Nous avons privilégié les données françaises les plus récentes et les sources directement productrices ou proches des chiffres utilisés : données publiques, organismes spécialisés dans le commerce, acteurs du tourisme, du e-commerce et de la revitalisation territoriale. Les données européennes ont surtout servi à vérifier des phénomènes plus structurels, notamment la concentration de la demande sur les meilleurs emplacements commerciaux.

Les moyennes nationales ont été utilisées pour comprendre la direction générale du marché, mais pas pour décider à elles seules si une implantation est bonne. Une moyenne de vacance nationale peut masquer des écarts énormes entre deux villes, et même entre deux rues situées à quelques centaines de mètres l’une de l’autre.

Nous avons également conservé les données qui semblent parfois se contredire. Une hausse générale de la vacance peut parfaitement coexister avec une pénurie de locaux sur les meilleures rues. De la même manière, certaines villes moyennes restent fragiles alors que d’autres ont réduit leur vacance de plusieurs points en quelques années. Ces écarts font partie de la réponse.

Les calculs de loyer, de marge, de conversion et de panier présentés dans l’article sont des scénarios illustratifs et non des moyennes universelles du secteur.
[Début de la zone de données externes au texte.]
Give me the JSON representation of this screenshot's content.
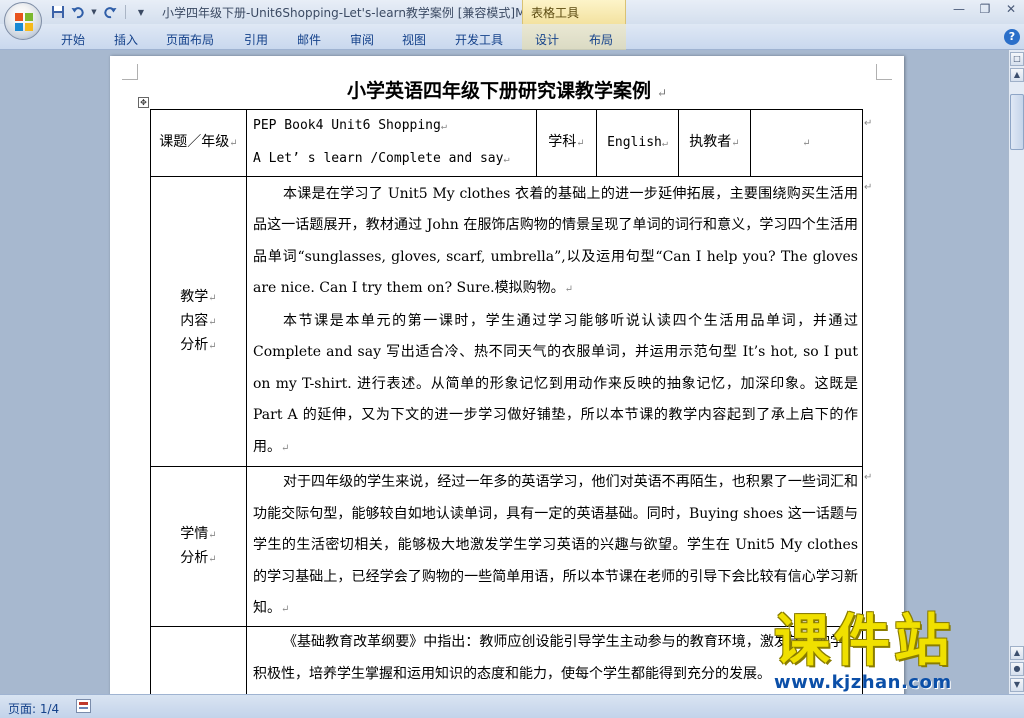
{
  "window": {
    "title": "小学四年级下册-Unit6Shopping-Let's-learn教学案例 [兼容模式]M",
    "context_tab_group": "表格工具",
    "controls": [
      "minimize-icon",
      "restore-icon",
      "close-icon"
    ]
  },
  "quick_access": [
    "save-icon",
    "undo-icon",
    "redo-icon",
    "customize-icon"
  ],
  "ribbon": {
    "tabs": [
      "开始",
      "插入",
      "页面布局",
      "引用",
      "邮件",
      "审阅",
      "视图",
      "开发工具",
      "设计",
      "布局"
    ],
    "help": "?"
  },
  "document": {
    "title": "小学英语四年级下册研究课教学案例",
    "mark": "↵",
    "table": {
      "topic_label": "课题／年级",
      "topic_line1": "PEP Book4 Unit6 Shopping",
      "topic_line2": "A Let’ s learn /Complete and say",
      "subject_label": "学科",
      "subject_value": "English",
      "teacher_label": "执教者",
      "teacher_value": "",
      "content_label": [
        "教学",
        "内容",
        "分析"
      ],
      "content_paras": [
        "本课是在学习了 Unit5 My clothes 衣着的基础上的进一步延伸拓展，主要围绕购买生活用品这一话题展开，教材通过 John 在服饰店购物的情景呈现了单词的词行和意义，学习四个生活用品单词“sunglasses, gloves, scarf, umbrella”,以及运用句型“Can I help you? The gloves are nice.    Can I try them on? Sure.模拟购物。",
        "本节课是本单元的第一课时，学生通过学习能够听说认读四个生活用品单词，并通过 Complete and say 写出适合冷、热不同天气的衣服单词，并运用示范句型 It’s hot, so I put on my T-shirt. 进行表述。从简单的形象记忆到用动作来反映的抽象记忆，加深印象。这既是 Part A 的延伸，又为下文的进一步学习做好铺垫，所以本节课的教学内容起到了承上启下的作用。"
      ],
      "student_label": [
        "学情",
        "分析"
      ],
      "student_paras": [
        "对于四年级的学生来说，经过一年多的英语学习，他们对英语不再陌生，也积累了一些词汇和功能交际句型，能够较自如地认读单词，具有一定的英语基础。同时，Buying shoes 这一话题与学生的生活密切相关，能够极大地激发学生学习英语的兴趣与欲望。学生在 Unit5 My clothes 的学习基础上，已经学会了购物的一些简单用语，所以本节课在老师的引导下会比较有信心学习新知。"
      ],
      "guide_paras": [
        "《基础教育改革纲要》中指出：教师应创设能引导学生主动参与的教育环境，激发学生的学习积极性，培养学生掌握和运用知识的态度和能力，使每个学生都能得到充分的发展。"
      ]
    }
  },
  "status": {
    "page": "页面: 1/4"
  },
  "watermark": {
    "name": "课件站",
    "url": "www.kjzhan.com"
  }
}
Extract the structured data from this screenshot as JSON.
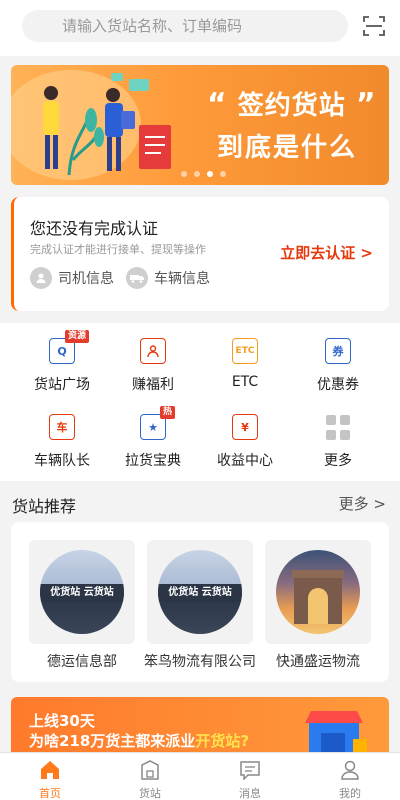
{
  "search": {
    "placeholder": "请输入货站名称、订单编码"
  },
  "banner": {
    "title_line1": "签约货站",
    "title_line2": "到底是什么",
    "pages": 4,
    "active_page": 3
  },
  "auth_card": {
    "title": "您还没有完成认证",
    "subtitle": "完成认证才能进行接单、提现等操作",
    "link": "立即去认证 >",
    "items": [
      {
        "label": "司机信息",
        "icon": "driver-icon"
      },
      {
        "label": "车辆信息",
        "icon": "vehicle-icon"
      }
    ]
  },
  "grid": [
    {
      "label": "货站广场",
      "icon": "plaza-icon",
      "badge": "资源",
      "glyph": "Q"
    },
    {
      "label": "赚福利",
      "icon": "welfare-icon",
      "badge": "",
      "glyph": ""
    },
    {
      "label": "ETC",
      "icon": "etc-icon",
      "badge": "",
      "glyph": "ETC"
    },
    {
      "label": "优惠券",
      "icon": "coupon-icon",
      "badge": "",
      "glyph": "券"
    },
    {
      "label": "车辆队长",
      "icon": "fleet-icon",
      "badge": "",
      "glyph": "车"
    },
    {
      "label": "拉货宝典",
      "icon": "guide-icon",
      "badge": "热",
      "glyph": "★"
    },
    {
      "label": "收益中心",
      "icon": "income-icon",
      "badge": "",
      "glyph": "¥"
    },
    {
      "label": "更多",
      "icon": "more-icon",
      "badge": "",
      "glyph": ""
    }
  ],
  "recommend": {
    "title": "货站推荐",
    "more": "更多 >",
    "stations": [
      {
        "name": "德运信息部",
        "sign": "优货站 云货站"
      },
      {
        "name": "笨鸟物流有限公司",
        "sign": "优货站 云货站"
      },
      {
        "name": "快通盛运物流",
        "sign": ""
      }
    ]
  },
  "promo": {
    "line1": "上线30天",
    "line2_prefix": "为啥218万货主都来派业",
    "line2_highlight": "开货站?"
  },
  "tabs": [
    {
      "label": "首页",
      "icon": "home-icon",
      "active": true
    },
    {
      "label": "货站",
      "icon": "station-icon",
      "active": false
    },
    {
      "label": "消息",
      "icon": "message-icon",
      "active": false
    },
    {
      "label": "我的",
      "icon": "profile-icon",
      "active": false
    }
  ],
  "colors": {
    "accent": "#ff7a1a",
    "link_red": "#e8380d",
    "banner_orange": "#ff9a3a"
  }
}
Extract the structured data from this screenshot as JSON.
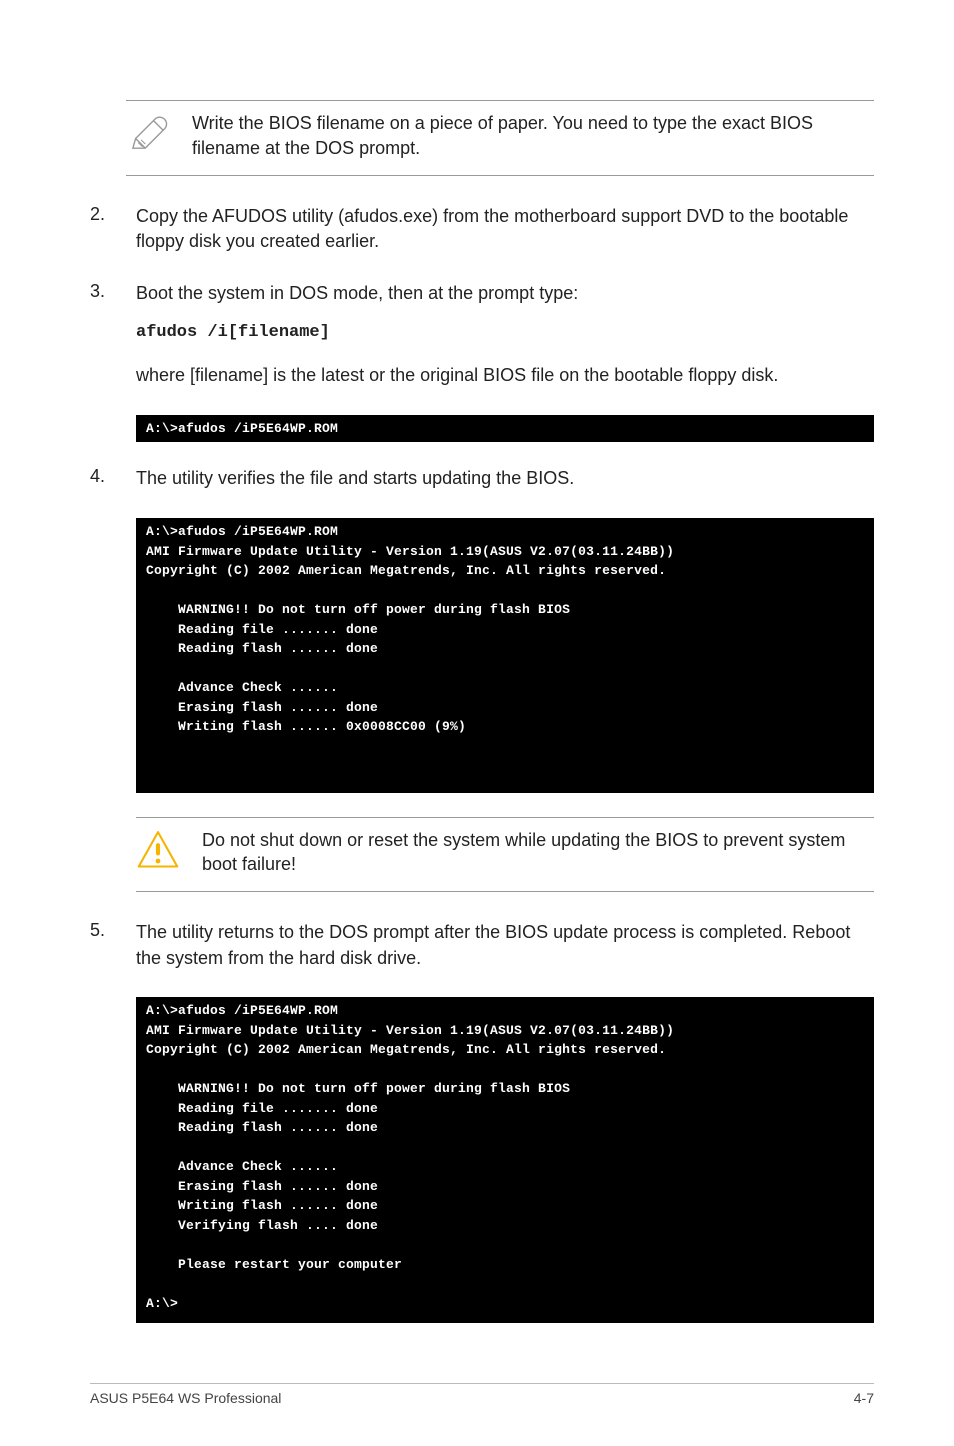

Leur rôle est de transformer une notion vague comme « meilleur emplacement » en une question chiffrable : combien de chiffre d’affaires supplémentaire le local doit-il produire pour justifier son surcoût ?

Pour évaluer une implantation concrète, nous avons donc accordé davantage de poids aux données directement liées à l’économie du magasin : trajectoire de la vacance, qualité du voisinage commercial, comportement des passants, profil de la zone de chalandise, coût du local, accessibilité et existence de moteurs de fréquentation indépendants du simple passage dans la rue.

Les principales sources utilisées comprennent le rapport du Sénat sur la décommercialisation et l’avenir du commerce physique, les données du Procos sur la fréquentation et l’activité du commerce spécialisé, les guides de Bpifrance Création sur les emplacements commerciaux et sur la zone de chalandise, les données d’Atout France sur le tourisme urbain, le bilan 2025 de la Fevad sur le e-commerce français, les travaux de la Banque des Territoires sur la redynamisation du commerce de proximité, le programme Action Cœur de Ville de l’ANCT et le European Retail Outlook 2026 de CBRE.

La conclusion a été construite après agrégation de ces dimensions, sans classement mécanique ni indicateur unique. L’objectif est de comprendre dans quelles configurations l’hypercentre, un quartier central ou la périphérie devient réellement le meilleur choix pour quelqu’un qui veut ouvrir un concept store en France.